Pepsi is serving up a sip of nostalgia, blended with TikTok trendiness, in a new revival of its ‘Soda Shop’ product series. Three limited-edition flavors (Black Cherry, Cream Soda and the all-new Zero Sugar Cream Soda) are being released alongside a modern reimagining of the title track from the classic film Footloose. Pepsi-Cola Soda Shop Black Cherry and Cream Soda had only previously been available for a short time last year.
In both look and flavor, the Soda Shop flavors have been designed to capture the aesthetic from ‘soda shops,’ iconic American institutions that were prevalent in the mid-twentieth century but have since become much rarer (though not totally extinct).
Pepsi initially launched its Soda Shop series last year with a reinterpretation of You’re the One That I Want from the 1978 film Grease performed by Doja Cat. This time, it has tapped singer and actor Chlöe to star in a gen Z-ified and TikTok-ready production of Footloose, from the eponymous 1984 film.
Releasing its new music video shortly after a Footloose-inspired dancing trend made its rounds through TikTok (the film’s original star Kevin Bacon and his wife Kyra Sedgwick even joined in), Pepsi hopes to start an entirely new TikTok challenge, oriented around Chlöe’s rendition of the classic song.
Pepsi has been on a tear lately, dropping new limited-edition products at a rapid-fire rate. Just a couple of weeks ago, for example, the company unveiled a trio of new flavors in its ‘S’mores Collection’; this arrived on the heels of a number of other flavor innovations from recent months, including a limited-edition maple syrup-flavor cola, which it crafted in partnership with restaurant chain IHOP. In January, it sought to capitalize on a 90s nostalgia trend that’s recently been washing over certain parts of American culture by launching a re-release of Pepsi Crystal, an iconic transparent cola that was first introduced in 1992.
“We aspire to be a lifestyle brand.
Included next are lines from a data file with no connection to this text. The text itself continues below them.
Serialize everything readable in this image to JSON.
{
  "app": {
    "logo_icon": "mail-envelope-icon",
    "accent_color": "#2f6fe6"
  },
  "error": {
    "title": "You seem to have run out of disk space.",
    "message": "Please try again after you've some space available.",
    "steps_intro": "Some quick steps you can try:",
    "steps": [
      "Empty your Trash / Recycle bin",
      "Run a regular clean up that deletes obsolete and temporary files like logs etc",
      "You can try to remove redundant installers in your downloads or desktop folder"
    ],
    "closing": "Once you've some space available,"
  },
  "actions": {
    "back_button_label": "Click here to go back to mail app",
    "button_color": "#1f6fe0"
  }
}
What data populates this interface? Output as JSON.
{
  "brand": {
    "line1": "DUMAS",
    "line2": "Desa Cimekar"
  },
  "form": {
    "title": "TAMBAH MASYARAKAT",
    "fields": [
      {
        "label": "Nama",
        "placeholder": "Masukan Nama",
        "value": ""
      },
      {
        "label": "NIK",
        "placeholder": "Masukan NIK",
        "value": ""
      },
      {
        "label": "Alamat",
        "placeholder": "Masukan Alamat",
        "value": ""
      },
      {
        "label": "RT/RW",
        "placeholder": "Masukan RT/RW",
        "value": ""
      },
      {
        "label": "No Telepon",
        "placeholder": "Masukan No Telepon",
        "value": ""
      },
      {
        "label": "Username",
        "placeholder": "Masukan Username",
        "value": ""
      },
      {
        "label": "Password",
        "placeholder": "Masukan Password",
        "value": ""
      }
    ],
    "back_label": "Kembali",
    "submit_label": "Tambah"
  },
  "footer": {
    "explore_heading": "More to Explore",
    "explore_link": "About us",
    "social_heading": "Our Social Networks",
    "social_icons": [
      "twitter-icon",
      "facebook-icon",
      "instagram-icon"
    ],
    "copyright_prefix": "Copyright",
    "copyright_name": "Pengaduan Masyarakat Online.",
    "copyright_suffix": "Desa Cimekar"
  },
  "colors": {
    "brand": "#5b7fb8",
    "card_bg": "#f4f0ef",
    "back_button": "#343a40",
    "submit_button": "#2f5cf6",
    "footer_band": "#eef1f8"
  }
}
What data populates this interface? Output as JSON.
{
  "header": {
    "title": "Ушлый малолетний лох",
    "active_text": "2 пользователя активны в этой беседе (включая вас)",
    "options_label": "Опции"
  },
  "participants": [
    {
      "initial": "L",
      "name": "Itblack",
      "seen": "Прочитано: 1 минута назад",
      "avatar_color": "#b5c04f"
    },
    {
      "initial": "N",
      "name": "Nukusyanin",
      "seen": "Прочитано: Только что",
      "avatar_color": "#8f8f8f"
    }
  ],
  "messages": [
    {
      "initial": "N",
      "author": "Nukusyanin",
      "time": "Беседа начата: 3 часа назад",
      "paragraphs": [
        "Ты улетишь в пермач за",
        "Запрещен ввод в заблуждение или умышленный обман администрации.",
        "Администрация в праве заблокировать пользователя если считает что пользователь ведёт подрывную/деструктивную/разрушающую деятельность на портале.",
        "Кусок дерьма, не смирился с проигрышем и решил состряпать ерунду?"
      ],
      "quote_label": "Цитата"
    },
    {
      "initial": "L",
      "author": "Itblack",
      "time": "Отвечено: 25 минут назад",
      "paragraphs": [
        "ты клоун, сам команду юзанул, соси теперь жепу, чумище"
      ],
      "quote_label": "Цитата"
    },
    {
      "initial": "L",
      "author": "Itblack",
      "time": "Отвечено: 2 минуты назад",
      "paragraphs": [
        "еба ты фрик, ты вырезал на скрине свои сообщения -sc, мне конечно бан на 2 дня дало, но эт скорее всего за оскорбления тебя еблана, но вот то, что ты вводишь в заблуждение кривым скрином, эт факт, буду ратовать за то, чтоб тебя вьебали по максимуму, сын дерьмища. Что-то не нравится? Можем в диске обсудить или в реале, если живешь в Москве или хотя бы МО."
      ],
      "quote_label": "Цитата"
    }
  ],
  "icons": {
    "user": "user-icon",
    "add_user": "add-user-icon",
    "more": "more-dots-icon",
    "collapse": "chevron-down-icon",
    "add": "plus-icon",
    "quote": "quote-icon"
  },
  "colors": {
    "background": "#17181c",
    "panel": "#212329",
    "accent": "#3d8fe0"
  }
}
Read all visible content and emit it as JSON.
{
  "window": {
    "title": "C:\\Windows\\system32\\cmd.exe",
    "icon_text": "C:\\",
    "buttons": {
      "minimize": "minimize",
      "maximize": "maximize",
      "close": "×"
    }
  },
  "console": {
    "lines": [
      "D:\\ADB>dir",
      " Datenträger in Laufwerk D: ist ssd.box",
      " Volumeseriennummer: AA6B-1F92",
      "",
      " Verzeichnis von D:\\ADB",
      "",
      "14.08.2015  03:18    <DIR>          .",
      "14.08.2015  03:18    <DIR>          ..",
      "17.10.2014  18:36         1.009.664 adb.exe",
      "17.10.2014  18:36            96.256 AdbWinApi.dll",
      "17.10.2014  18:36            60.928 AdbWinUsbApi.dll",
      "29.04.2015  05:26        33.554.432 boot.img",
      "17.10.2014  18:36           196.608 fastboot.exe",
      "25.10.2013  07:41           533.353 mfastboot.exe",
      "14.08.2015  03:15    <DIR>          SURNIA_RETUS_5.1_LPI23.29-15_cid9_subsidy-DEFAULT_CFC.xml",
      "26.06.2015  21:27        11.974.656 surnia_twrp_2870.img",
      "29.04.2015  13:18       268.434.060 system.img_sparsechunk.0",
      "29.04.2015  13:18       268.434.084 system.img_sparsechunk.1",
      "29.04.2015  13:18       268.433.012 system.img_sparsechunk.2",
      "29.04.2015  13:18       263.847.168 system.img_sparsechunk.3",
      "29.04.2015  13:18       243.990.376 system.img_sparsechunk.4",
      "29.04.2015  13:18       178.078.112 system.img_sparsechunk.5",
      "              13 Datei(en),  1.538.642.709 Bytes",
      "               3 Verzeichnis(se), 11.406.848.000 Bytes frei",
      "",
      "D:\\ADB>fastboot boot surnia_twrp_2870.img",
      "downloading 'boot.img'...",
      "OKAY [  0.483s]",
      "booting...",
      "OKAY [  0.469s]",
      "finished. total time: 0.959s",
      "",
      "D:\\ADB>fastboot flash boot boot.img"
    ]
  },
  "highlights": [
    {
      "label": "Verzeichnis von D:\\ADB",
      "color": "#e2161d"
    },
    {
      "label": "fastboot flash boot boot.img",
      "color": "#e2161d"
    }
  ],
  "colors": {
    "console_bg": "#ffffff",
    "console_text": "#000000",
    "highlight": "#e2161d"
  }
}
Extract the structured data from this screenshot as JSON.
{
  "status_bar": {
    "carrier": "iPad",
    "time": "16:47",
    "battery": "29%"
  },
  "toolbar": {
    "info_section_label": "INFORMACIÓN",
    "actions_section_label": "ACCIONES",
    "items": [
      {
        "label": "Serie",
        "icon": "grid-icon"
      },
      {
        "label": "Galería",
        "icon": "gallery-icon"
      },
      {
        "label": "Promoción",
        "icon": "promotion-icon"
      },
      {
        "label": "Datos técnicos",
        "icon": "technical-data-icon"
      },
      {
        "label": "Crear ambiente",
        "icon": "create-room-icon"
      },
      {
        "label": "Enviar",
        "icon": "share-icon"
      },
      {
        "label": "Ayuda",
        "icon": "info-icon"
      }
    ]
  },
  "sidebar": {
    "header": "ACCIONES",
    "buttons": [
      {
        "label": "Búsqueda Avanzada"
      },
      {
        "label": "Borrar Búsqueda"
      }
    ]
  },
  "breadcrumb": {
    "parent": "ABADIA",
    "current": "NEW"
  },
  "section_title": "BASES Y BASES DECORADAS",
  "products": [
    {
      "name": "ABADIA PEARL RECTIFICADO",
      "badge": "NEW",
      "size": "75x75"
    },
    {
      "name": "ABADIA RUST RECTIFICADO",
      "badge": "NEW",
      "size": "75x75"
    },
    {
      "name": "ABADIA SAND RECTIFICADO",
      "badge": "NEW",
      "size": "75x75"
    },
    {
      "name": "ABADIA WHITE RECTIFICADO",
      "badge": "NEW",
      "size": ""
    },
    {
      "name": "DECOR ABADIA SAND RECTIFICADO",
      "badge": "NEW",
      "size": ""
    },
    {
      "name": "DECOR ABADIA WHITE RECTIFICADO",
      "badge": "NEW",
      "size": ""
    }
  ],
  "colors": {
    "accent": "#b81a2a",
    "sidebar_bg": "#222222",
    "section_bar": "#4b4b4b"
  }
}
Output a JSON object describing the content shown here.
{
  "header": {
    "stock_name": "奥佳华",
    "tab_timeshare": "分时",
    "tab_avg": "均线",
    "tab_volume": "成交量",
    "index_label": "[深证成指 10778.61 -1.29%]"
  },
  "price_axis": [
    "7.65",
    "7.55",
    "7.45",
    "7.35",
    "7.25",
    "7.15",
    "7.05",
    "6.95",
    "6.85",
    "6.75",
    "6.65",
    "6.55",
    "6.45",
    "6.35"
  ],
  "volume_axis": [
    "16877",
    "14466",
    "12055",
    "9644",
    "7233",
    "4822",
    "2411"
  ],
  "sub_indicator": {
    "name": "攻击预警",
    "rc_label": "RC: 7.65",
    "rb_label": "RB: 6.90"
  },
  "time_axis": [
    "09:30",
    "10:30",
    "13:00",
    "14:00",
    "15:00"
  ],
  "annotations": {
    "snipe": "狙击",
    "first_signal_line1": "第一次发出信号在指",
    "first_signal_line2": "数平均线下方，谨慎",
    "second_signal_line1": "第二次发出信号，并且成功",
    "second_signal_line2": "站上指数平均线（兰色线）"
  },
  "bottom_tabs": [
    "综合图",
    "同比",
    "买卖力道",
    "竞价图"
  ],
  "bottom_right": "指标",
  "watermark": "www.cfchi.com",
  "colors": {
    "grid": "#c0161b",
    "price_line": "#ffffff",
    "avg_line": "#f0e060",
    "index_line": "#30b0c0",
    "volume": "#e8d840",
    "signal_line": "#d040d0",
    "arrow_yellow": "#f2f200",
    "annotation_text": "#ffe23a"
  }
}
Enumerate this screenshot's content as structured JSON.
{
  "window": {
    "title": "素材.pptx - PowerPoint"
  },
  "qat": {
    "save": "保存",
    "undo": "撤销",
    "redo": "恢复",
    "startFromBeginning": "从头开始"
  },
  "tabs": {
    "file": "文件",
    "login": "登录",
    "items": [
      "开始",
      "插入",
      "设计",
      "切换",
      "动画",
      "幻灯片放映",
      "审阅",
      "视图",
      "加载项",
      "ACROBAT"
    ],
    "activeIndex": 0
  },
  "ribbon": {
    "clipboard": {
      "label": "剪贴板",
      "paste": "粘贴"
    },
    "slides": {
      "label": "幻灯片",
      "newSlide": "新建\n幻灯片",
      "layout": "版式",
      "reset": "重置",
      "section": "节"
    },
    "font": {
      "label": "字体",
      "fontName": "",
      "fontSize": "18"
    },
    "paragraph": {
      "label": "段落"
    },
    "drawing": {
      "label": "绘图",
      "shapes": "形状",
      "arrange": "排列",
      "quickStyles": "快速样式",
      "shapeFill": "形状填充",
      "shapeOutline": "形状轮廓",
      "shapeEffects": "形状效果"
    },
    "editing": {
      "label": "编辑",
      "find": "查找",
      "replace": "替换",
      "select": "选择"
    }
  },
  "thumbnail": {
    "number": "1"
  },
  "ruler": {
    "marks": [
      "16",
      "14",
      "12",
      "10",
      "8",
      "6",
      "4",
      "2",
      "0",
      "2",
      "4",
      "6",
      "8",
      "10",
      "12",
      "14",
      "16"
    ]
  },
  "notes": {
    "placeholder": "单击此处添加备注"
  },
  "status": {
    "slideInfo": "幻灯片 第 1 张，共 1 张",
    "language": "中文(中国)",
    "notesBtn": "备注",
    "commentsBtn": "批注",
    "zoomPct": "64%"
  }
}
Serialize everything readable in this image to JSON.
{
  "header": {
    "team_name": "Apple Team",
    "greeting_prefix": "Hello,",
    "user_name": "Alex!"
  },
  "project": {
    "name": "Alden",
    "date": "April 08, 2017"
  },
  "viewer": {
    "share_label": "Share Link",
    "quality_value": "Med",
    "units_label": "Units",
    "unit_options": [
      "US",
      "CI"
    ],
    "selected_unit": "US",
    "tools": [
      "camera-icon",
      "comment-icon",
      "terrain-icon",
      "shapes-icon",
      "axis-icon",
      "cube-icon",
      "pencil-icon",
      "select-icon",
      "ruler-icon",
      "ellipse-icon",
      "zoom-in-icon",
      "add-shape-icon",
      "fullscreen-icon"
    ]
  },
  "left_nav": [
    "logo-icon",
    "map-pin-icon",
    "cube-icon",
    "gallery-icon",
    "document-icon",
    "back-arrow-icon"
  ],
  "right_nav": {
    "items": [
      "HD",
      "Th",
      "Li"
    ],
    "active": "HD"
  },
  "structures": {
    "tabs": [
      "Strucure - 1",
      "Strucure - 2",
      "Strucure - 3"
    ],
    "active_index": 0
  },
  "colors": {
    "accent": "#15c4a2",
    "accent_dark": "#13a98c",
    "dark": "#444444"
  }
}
It’s really about how the brand is top of mind, how it connects with people emotionally, not just rationally and [with the] taste,” said Todd Kaplan, Pepsi’s chief marketer. “We’ve come up with some really phenomenal flavors that we tie to culturally-relevant areas or insights to drive discussion and chatter around our brand and our category that overall keeps us more top of mind ... We’ve tried to really stay current and make sure we continue to have a pulse on culture and what’s going on to continue to put ourselves out there.”
Pepsi’s decision to lean into nostalgia is in part an effort to add a little sunshine into the daily lives of its customers, which have recently been significantly overshadowed by bad news both at home and abroad, said Kaplan. “In times of cultural stress ... people look for things that are comfortable and familiar. That’s where brands come in.”